Éléments d’introduction au mouvement
Droit paysan est à l’heure actuelle un mouvement encore expérimental
puisqu’il n’a même pas deux ans d’existence, et plutôt régional puisqu’il est
implanté essentiellement en Languedoc-Roussillon et dans les départements
limitrophes de l’Ariège d’un côté, de l’Ardèche, de la Loire et de la
Haute-Loire de l’autre. Ses promoteurs sont principalement des néo-ruraux mais
pour la plupart installés depuis quinze-vingt ans et insérés dans le tissu
social. Plutôt éleveurs d’ovins ou de caprins, ou maraîchers, certains sont
encore à la Confédération paysanne, d’autres en sont partis, craignant une
dérive à la fois politique –
surfer sur l’« effet Bové » pour tailler des croupières à la FNSEA – et
économique – volonté de promouvoir les produits AOC à destination d’une
clientèle « éclairée » et aisée. Ils se situent dans une démarche de solidarité
internationale envers toute la planète, en luttant pour le respect des droits
des peuples et des individus, et prônant un mode de fonctionnement libertaire :
démocratie directe, organisation en réseau de groupes autonomes, assemblée
générale souveraine pour les prises de décisions.
La philosophie du mouvement, c’est le droit à un toit et à une terre, légitimant
les occupations en faisant prévaloir le droit d’usage sur le droit de propriété,
mais sachant également utiliser une législation existante méconnue. Et
l’installation n’est pas réservée aux seuls « exploitants agricoles » mais aussi
aux exclus économiques (RMIstes, chômeurs, SDF, nomades, etc.) à la recherche
d’une vie en milieu rural, avec pour objectif de promouvoir de nouvelles formes
d’existence hors des normes productivistes actuelles et avec le souci de la
préservation de notre environnement naturel.
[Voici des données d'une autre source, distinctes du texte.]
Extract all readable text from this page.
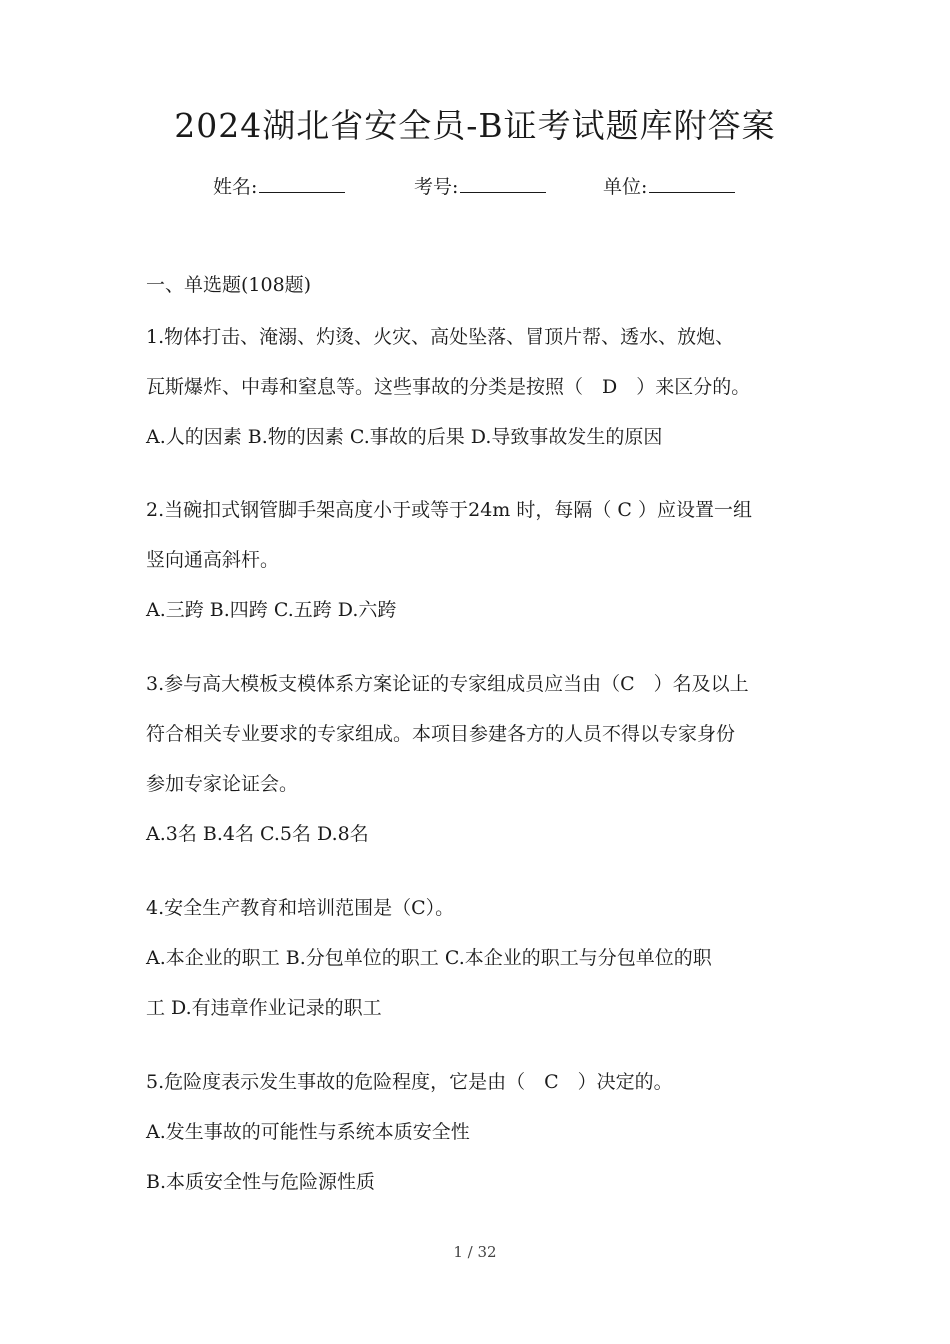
2024湖北省安全员-B证考试题库附答案
姓名:	考号:	单位:
一、单选题(108题)
1.物体打击、淹溺、灼烫、火灾、高处坠落、冒顶片帮、透水、放炮、
瓦斯爆炸、中毒和窒息等。这些事故的分类是按照（　D　）来区分的。
A.人的因素 B.物的因素 C.事故的后果 D.导致事故发生的原因
2.当碗扣式钢管脚手架高度小于或等于24m 时，每隔（ C ）应设置一组
竖向通高斜杆。
A.三跨 B.四跨 C.五跨 D.六跨
3.参与高大模板支模体系方案论证的专家组成员应当由（C　）名及以上
符合相关专业要求的专家组成。本项目参建各方的人员不得以专家身份
参加专家论证会。
A.3名 B.4名 C.5名 D.8名
4.安全生产教育和培训范围是（C）。
A.本企业的职工 B.分包单位的职工 C.本企业的职工与分包单位的职
工 D.有违章作业记录的职工
5.危险度表示发生事故的危险程度，它是由（　C　）决定的。
A.发生事故的可能性与系统本质安全性
B.本质安全性与危险源性质
1 / 32
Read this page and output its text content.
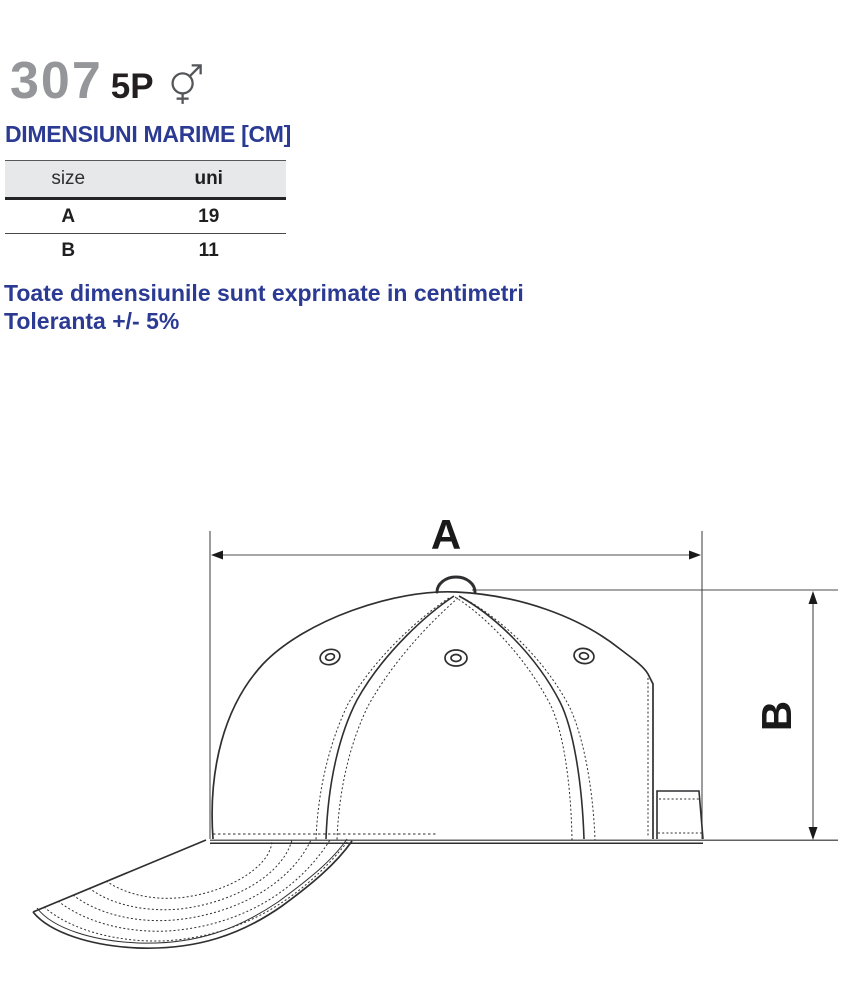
307 5P
DIMENSIUNI MARIME [CM]
size	uni
A	19
B	11
Toate dimensiunile sunt exprimate in centimetri
Toleranta +/- 5%
A
B
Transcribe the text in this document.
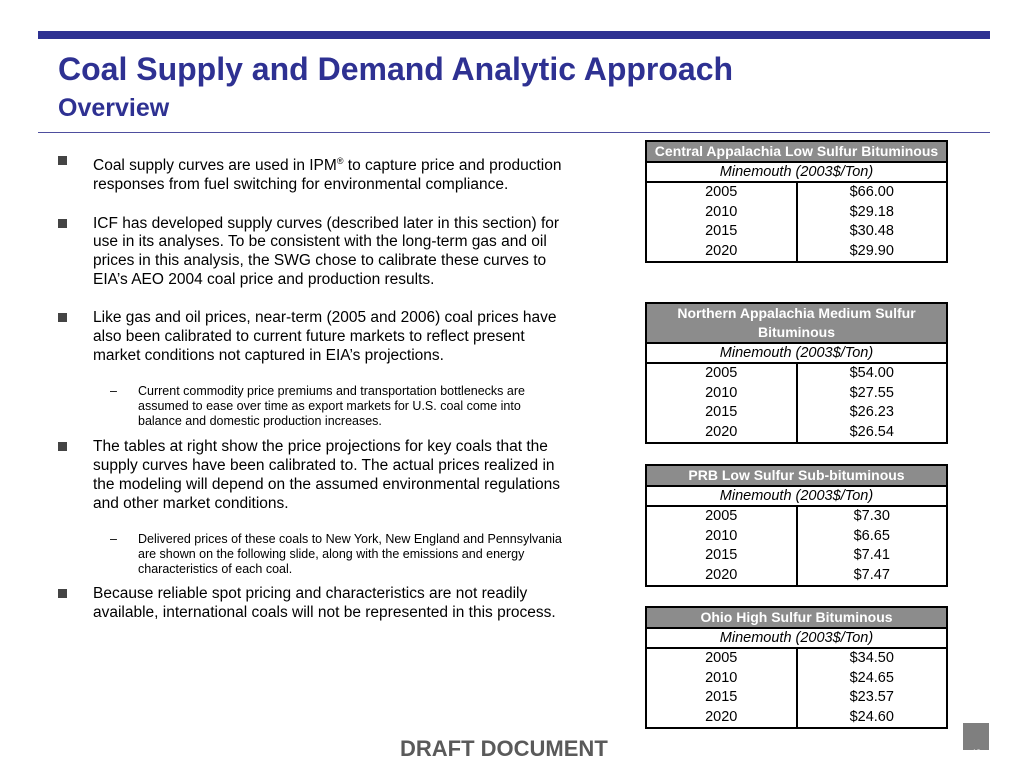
Coal Supply and Demand Analytic Approach
Overview
Coal supply curves are used in IPM® to capture price and production responses from fuel switching for environmental compliance.
ICF has developed supply curves (described later in this section) for use in its analyses. To be consistent with the long-term gas and oil prices in this analysis, the SWG chose to calibrate these curves to EIA’s AEO 2004 coal price and production results.
Like gas and oil prices, near-term (2005 and 2006) coal prices have also been calibrated to current future markets to reflect present market conditions not captured in EIA’s projections.
– Current commodity price premiums and transportation bottlenecks are assumed to ease over time as export markets for U.S. coal come into balance and domestic production increases.
The tables at right show the price projections for key coals that the supply curves have been calibrated to. The actual prices realized in the modeling will depend on the assumed environmental regulations and other market conditions.
– Delivered prices of these coals to New York, New England and Pennsylvania are shown on the following slide, along with the emissions and energy characteristics of each coal.
Because reliable spot pricing and characteristics are not readily available, international coals will not be represented in this process.
Central Appalachia Low Sulfur Bituminous
Minemouth (2003$/Ton)
2005
2010
2015
2020
$66.00
$29.18
$30.48
$29.90
Northern Appalachia Medium Sulfur Bituminous
Minemouth (2003$/Ton)
2005
2010
2015
2020
$54.00
$27.55
$26.23
$26.54
PRB Low Sulfur Sub-bituminous
Minemouth (2003$/Ton)
2005
2010
2015
2020
$7.30
$6.65
$7.41
$7.47
Ohio High Sulfur Bituminous
Minemouth (2003$/Ton)
2005
2010
2015
2020
$34.50
$24.65
$23.57
$24.60
DRAFT DOCUMENT	48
Dans le cadre du réseau, il s’agit de réhabiliter les anciens chemins de
carriage, réservés aux marcheurs, attelages, montures et troupeaux, reliant les
régions et serpentant de commune en commune, permettant de se dispenser de la
voiture sans en pâtir. Ces voies
piétonnes seront des voies de communication – au plein sens du terme,
c’est-à-dire d’échanges et de rencontres – appelées à devenir les axes d’un
développement durable en milieu rural.
Dans le cadre du droit au logement, qui est un droit fondamental et reconnu
d’ailleurs comme tel par la Constitution, le squat de bâtiments existants
laissés à l’abandon est légitime. Est également encouragée l’autoconstruction,
avec utilisation de matériaux locaux et recherche de l’autonomie énergétique, en
s’aidant par exemple des techniques mises au point par les bio-architectes et
les maçons en bio-construction de l’université d’Écologie appliquée et solidaire
1, permettant d’abaisser le prix de revient dans des proportions de plus de 1 à
10 par rapport à une construction « classique ».
Dans le cadre du droit à la terre, l’usage de l’espace doit prévaloir sur la
privauté du droit de propriété. Actuellement, le territoire agricole non cultivé
représente trois millions d’hectares, soit 50 % de plus qu’il y a vingt ans. Or
en consultant le cadastre et le fichier des Domaines, on peut prendre
connaissance des terrains libres ou présumés vacants. Outre l’occupation de fait
selon la situation et les rapports de force locaux, on peut également utiliser
la législation applicable en matière de « terres incultes », qui remonte à une
loi de février 1942 2, et élargie depuis par la loi 85-30 de janvier 1985 aux
terres « manifestement sous-exploitées ». La possibilité de dénoncer cet état
d’inculture s’effectue selon des modalités visées dans le Code rural qui, une
fois la procédure menée à bien, permettent d’obtenir du propriétaire un bail
d’une durée de dix-huit ans minimum, renouvelable par période de neuf ans, aux
conditions et prix fixés conformément aux dispositions relatives au fermage.
Dans les cas où il sera procédé à l’achat de terres, afin de casser la
spéculation foncière et la logique de la propriété privée, il est proposé de
procéder à l’acquisition collective de terres par le biais de la « tontine »,
système d’assistance mutuel dans lequel x personnes cotisent périodiquement
jusqu’à hauteur d’un certain montant (10 000 F par exemple) qui va permettre à
chacun(e) de profiter à tour de rôle de la cagnotte pour s’installer selon des
modalités
prévues par l’association Terre commune 3 qui a été créée à cet effet.
Jean-Jacques Gandini
1. UEAS, Le Chabian, 30700 Aigaliers. Voir les illustrations du numéro 4 de
Réfractions.
2.Eh oui, il s’agit bien d’une loi vichyste, reprise depuis périodiquement par
les lois d’orientation agricole.
3. C/o Jacques Voisin, 14, rue Saint-Marc, 11300 Pauligné.